İlk derece mahkemesince davanın kabulüne ilişkin olarak verilen karara karşı,taraf vekilleri tarafından yapılan istinaf başvurusunun … Bölge Adliye Mahkemesi 5. Hukuk Dairesince esastan reddine karar verilmiş olup; hüküm, taraf vekillerince temyiz edilmiştir.
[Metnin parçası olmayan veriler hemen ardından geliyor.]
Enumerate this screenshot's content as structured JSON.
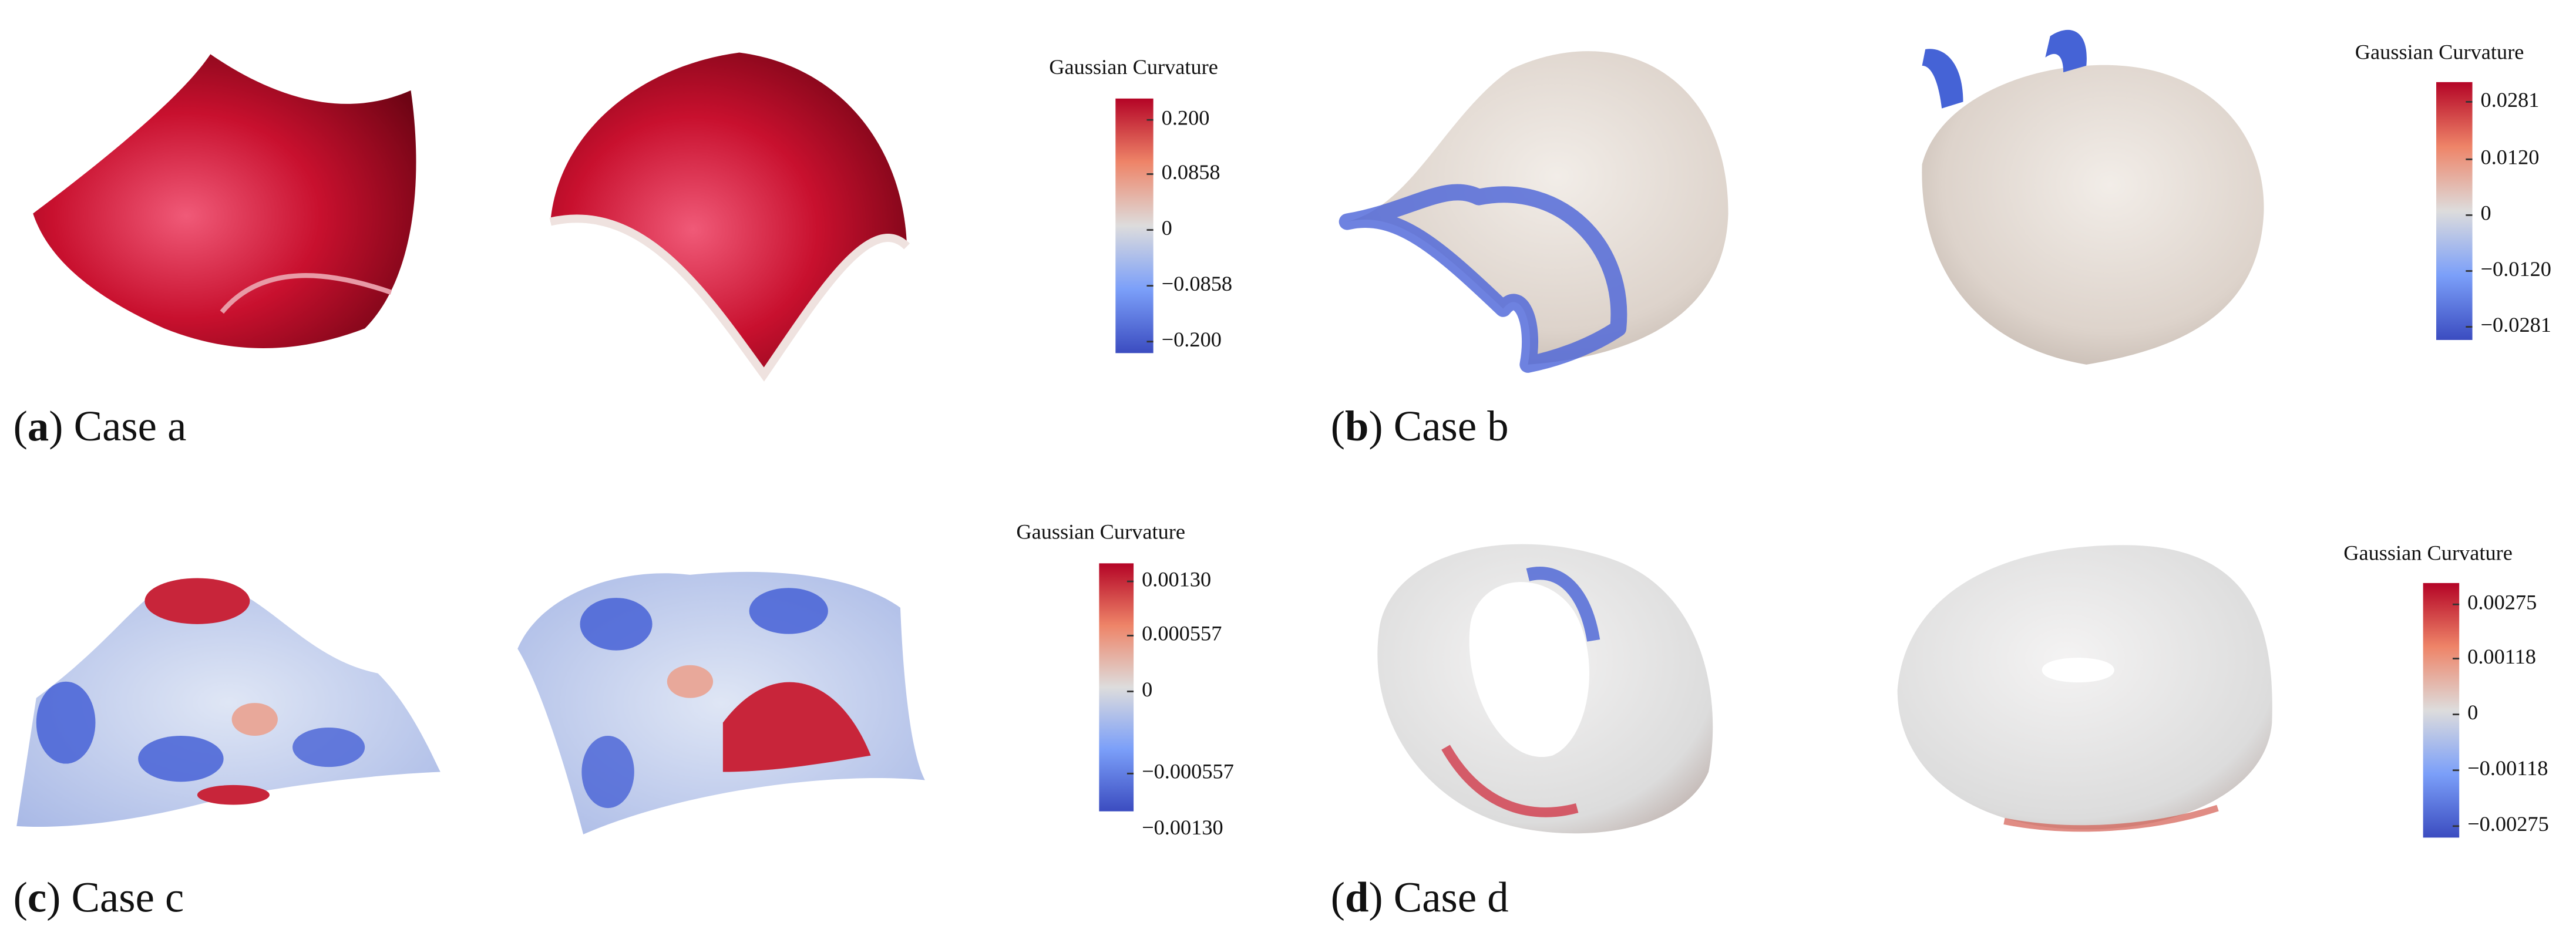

Aşağıda açıklanan gerekçelerle … Bölge Adliye Mahkemesi 5. Hukuk Dairesinin istinaf başvurusunun esastan ret kararı kaldırıldıktan sonra … 3. Asliye Hukuk Mahkemesinin 2016/84 Esas – 2018/463 Karar sayılı kararının incelenmesinde;
Bilirkişi incelemesi yaptırılmıştır. Alınan raporlar hüküm kurmaya elverişli değildir. Şöyle ki;
Arsa niteliğindeki … İli, … İlçesi, … Mahallesi, 2424 ada 5 parsel sayılı taşınmaza emsal karşılaştırması yapılarak değerinin belirlenmesinde yöntem itibariyle bir isabetsizlik görülmemiştir. Ancak;
Dava konusu taşınmaz ile somut emsal taşınmazın değerlendirme tarihlerindeki Arsa Metrekare Rayiç Bedeli Takdir Komisyonu tarafından re’sen belirlenen emlak vergisine esas olan m² değerleri ilgili Belediye Başkanlığı Emlak Müdürlüğünden getirtilip, dava konusu taşınmazın değerlendirme tarihi itibariyle; hükme esas alınan bilirkişi raporunda somut emsal kabul edilen taşınmazın ise bilirkişilerce değerlendirmeye esas alınan satış tarihi itibariyle fiili imar uygulaması sonucu oluşan imar parselleri mi, yoksa imar planına dahil olmakla birlikte olduğu gibi bırakılan kadastro parselleri mi oldukları ilgili Belediye İmar Müdürlüğü ile Tapu Müdürlüğünden ayrı ayrı sorulup, alınacak cevaplara göre bilirkişi kurulu raporu denetlenmeden hüküm kurulması doğru olmadığı gibi; 20.09.2016 tarihli ilk bilirkişi raporunda taşınmazın metrekaresine 8.000,00-TL bedel belirlendiği , hükme esas alınan 30.01.2017 tarihli ikinci raporda aynı değerlendirme tarihi itibariyle 17.500,00-TL metrekare bedeli tespit edildiği, 29.06.2018 tarihli üçüncü bilirkişi raporunda ise taşınmazın metrekaresine 15.500,00-TL bedel belirlendiği ve böylece aynı emsallerle yapılan kıyaslama neticesinde alınan üç ayrı rapordaki bedelin birbirinden farklı olduğu dikkate alındığında bilirkişi raporları inandırıcılıktan uzak olup geçerli değildir.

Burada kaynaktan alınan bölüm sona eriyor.